Name: Alexander Pikhard.
Email: apikhard@eunet.at
Datum: 14. 5. 2000
Zeit: 00.15 bis 00.50
Ort: Wien Penzing
Instrument: 12" LX-200
Bedingungen: Durchsicht 1++, Aufhellung 3-4 (Stadt und Mond), Seeing 4-5.
Nach der kleinen Exkursion in den Sterngarten (s. Bericht), die eine extrem gute Durchsicht erahnen ließ, versuchte ich noch, aus der Stadt heraus einige Deep Sky Objekte zu beobachten.

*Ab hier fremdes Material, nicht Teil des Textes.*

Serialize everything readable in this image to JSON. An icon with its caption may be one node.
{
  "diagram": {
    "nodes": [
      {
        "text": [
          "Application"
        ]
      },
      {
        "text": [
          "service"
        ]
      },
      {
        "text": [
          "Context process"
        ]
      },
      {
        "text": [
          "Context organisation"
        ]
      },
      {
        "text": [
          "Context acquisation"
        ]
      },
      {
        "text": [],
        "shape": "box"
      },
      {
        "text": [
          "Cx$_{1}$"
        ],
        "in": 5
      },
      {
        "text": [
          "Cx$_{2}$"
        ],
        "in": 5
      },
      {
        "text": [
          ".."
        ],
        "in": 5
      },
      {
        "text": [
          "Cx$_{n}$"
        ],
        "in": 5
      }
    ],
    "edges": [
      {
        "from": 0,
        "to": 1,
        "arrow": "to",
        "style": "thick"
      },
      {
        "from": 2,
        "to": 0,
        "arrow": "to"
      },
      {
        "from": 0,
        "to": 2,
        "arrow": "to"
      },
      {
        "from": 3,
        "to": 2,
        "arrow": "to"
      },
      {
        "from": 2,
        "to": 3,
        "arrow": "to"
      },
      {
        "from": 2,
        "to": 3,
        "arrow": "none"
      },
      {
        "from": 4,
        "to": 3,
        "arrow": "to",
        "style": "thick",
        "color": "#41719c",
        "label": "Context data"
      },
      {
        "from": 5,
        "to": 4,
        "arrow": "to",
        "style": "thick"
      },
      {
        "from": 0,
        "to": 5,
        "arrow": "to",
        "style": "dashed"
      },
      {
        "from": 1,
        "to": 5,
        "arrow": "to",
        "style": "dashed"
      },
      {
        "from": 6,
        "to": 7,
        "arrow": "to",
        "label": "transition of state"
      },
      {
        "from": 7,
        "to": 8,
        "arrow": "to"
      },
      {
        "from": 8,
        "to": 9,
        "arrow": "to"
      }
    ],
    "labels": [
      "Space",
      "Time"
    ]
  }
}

Der schöne Doppelstern Beta Scorpii ließ aber erahnen, daß das Seeing extrem schlecht war. Trotzdem ...
M4: Noch nie zuvor hatte ich M4 in der Stadt beobachten können. Heute gelang es. Der diffuse Hintergrund des Haufens fehlte komplett, dafür sah man eine Reihe von Einzelsternen, die dem Objekt eher das Aussehen eines mäßig dichten, länglichen offenen Sternhaufens verliehen.
M80: Klein und sehr hell, also gut zu erkennen. Am Rand sogar aufgelöst.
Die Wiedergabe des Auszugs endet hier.